An irresponsible media has made it easier still for an already isolated middle class and elite population to shrug off concerns about equity and inclusiveness. Yesterday, I was struck by a few conversations with fellow teachers as well as students as I was teaching a research seminar at SPA (School of Planning and Architecture, New Delhi) of which I am an alumnus.
As one teacher worked with his group, advocating the democratic use of common resources in the context of sustainability, another called him a socialist and exclaimed, “But capitalism works, doesn’t it?”. The students looked on, quite confused and even alarmed about the sudden turn of debate away from architecture and design to politics!
A short while later, as my group hotly debated the place of the urban poor in slums in a futuristic ‘smart’ city, one of them lamented in the most heartfelt manner: “Why is everything in India always a problem with no solutions, except idealistic impossible ones?”
The conversation went something like this: You can start with any development related issue in India and the discussion would boil to your belief system- whether it agrees with what the nation’s Constitution started out with, a socialist welfare State, placing our collective political believe firmly left off center. Or whether it veers to the right or further left.

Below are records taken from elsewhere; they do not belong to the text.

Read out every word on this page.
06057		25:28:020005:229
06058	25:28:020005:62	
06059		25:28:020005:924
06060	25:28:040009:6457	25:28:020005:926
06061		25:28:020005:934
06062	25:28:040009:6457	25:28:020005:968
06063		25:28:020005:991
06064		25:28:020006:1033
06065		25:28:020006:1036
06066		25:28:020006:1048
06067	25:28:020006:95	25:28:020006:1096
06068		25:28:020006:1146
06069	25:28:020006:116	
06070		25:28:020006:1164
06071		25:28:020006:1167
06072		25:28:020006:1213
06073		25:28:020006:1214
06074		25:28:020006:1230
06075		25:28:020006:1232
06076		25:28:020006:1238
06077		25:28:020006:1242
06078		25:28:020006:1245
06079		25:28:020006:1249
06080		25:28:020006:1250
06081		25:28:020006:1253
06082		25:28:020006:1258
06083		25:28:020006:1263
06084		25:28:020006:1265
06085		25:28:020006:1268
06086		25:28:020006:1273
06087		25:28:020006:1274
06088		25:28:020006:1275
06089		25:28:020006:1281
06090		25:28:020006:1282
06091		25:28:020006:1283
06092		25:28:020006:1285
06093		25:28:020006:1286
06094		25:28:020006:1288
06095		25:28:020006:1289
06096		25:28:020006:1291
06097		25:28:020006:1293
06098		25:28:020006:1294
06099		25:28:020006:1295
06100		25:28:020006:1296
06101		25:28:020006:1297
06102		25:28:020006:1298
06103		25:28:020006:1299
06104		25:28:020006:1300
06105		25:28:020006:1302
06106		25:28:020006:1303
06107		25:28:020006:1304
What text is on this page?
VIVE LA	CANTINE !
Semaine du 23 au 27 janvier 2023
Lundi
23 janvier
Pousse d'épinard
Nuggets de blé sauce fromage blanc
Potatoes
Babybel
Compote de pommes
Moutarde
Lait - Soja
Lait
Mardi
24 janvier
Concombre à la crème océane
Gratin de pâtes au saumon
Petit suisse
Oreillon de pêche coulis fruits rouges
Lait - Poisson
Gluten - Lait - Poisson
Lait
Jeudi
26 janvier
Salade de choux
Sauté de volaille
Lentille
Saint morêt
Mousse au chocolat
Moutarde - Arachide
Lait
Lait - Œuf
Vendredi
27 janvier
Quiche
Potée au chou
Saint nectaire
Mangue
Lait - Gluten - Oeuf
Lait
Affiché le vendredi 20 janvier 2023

In the 67 years of being independent, India has naturally meandered along, testing this belief system, challenging it, twisting it, etc. Young people across the country, however, are unable to contribute meaningfully to national growth, frustrated by inefficiencies of the State and driven to cynicism by the apparent unwillingness of the political and bureaucratic class to really put their weight behind this belief system. The pursuit of material goals solely for personal gain, the perception of oneself as the productive worker and nothing more, not only makes the citizen feel useful but also absolved her of the responsibility of doing more, and even thinking more!
My students are highly idealistic. I can see it in their eyes. The need to dream and believe in a better collective future. I also see the skepticism and much of the angst is about resolving these two conflicting emotions and figuring out how they could play a role. I still feel the same. So do many of us. We refuse to let our dreams die, but are steadily reminded of the futility of these idealistic notions.
If idealism were to die, then what would be living for?
I, for one, would find it quite hard. And so I persevere. To instill in young people an empathy towards those who did not get a head-start in life like we did, is a starting point. To address the rage we feel about the world around us, to deconstruct its origins and emerge with a better understanding of how to address it, is another step in the right direction. To remind ourselves everyday that we have a right to dream and no one can take that from us. And to train ourselves to listen to the other point of view, for even those who speak in a very different voice may in fact be saying the same thing!